"Penumpang harus mulai dibiasakan bertransaksi sendiri menggunakan teknologi. Supaya modern, supaya tidak bolak-balik ke loket terus," ujar Direktur Utama PT KCJ Muhammad Nurul Fadilla saat acara peluncuran vending machine di Stasiun Juanda, Jumat (18/9/2015).
Penggunaan vending machine dalam layanan transportasi perkotaan sejatinya adalah hal yang lumrah dan telah banyak dilakukan di negara-negara tetangga. Meski demikian, hal ini belum terjadi di negara kita sendiri.
Akibatnya, antrean panjang calon penumpang di depan loket menjadi sesuatu yang masih sering kita temui sampai saat ini. Padahal, antrean panjang merupakan hal yang paling dihindari oleh masyarakat dengan tingkat mobilitas tinggi seperti yang ada di Jakarta.
"Kata orang, jadi orang kota itu jangan ribet di urusan antrean, karena mobilitas kita harus tinggi. Harus cepat. Jangan waktu habis hanya untuk ngantri," ujar Fadilla.
Tidak semua stasiun
Jumlah vending machine yang dibeli oleh PT KCJ untuk pengadaan tahun ini ada sekitar 50 unit. Alat seharga Rp Rp 350 Juta per unit itu ditargetkan sudah bisa dioperasikan paling lambat pada akhir tahun.
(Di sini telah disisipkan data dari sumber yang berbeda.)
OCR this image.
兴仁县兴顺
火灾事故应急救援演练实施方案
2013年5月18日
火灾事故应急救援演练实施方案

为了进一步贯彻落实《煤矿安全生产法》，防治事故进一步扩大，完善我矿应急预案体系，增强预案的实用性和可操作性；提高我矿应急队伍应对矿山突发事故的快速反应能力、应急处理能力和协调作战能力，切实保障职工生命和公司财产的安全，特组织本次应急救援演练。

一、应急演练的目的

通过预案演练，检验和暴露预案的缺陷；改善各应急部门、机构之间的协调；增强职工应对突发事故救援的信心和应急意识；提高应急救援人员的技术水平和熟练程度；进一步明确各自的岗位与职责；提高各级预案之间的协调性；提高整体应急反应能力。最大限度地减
Meski demikian, ke-50 unit alat tersebut tidak akan disebar di 50 stasiun. Menurut Fadilla, penempatan vending machine akan disesuaikan dengan kebutuhan. Untuk tahap awal, alat ini direncanakan hanya akan dipasang di stasiun-stasiun dengan volume penumpang yang tinggi. Hal itu merupakan salah satu cara untuk mengurai antrean penumpang, terutama pada saat jam-jam sibuk.
"Seperti di Bogor, Depok, Serpong, Bekasi, Tanah Abang, Manggarai, Kota. Nanti di tiap stasiun ada yang dua, ada yang tiga. Kalau di Manggarai mungkin bisa sampai enam. Kalau untuk stasiun yang penumpangnya sedikit, seperti di Tigaraksa, mungkin kita tiadakan dulu," papar Fadilla.
Mantan Dirut PT Railink ini mengatakan bahwa vending machine dapat digunakan untuk berbagai jenis kartu yang dikeluarkan oleh PT KCJ, mulai dari kartu multitrip (KMT) hingga tiket harian berjaminan (THB). Meski demikian, alat ini hanya bisa menerima mata uang kertas pecahan Rp 20.000, Rp 10.000, Rp 5.000, Rp 2.000, dan Rp 1.000.
"Kenapa Rp 50.000 dan Rp 100.000 tidak bisa? Supaya alatnya ini tidak dijadikan tempat untuk penukaran uang. Kalau naik KRL ini kan transaksinya paling banyak Rp 20.000," pungkasnya.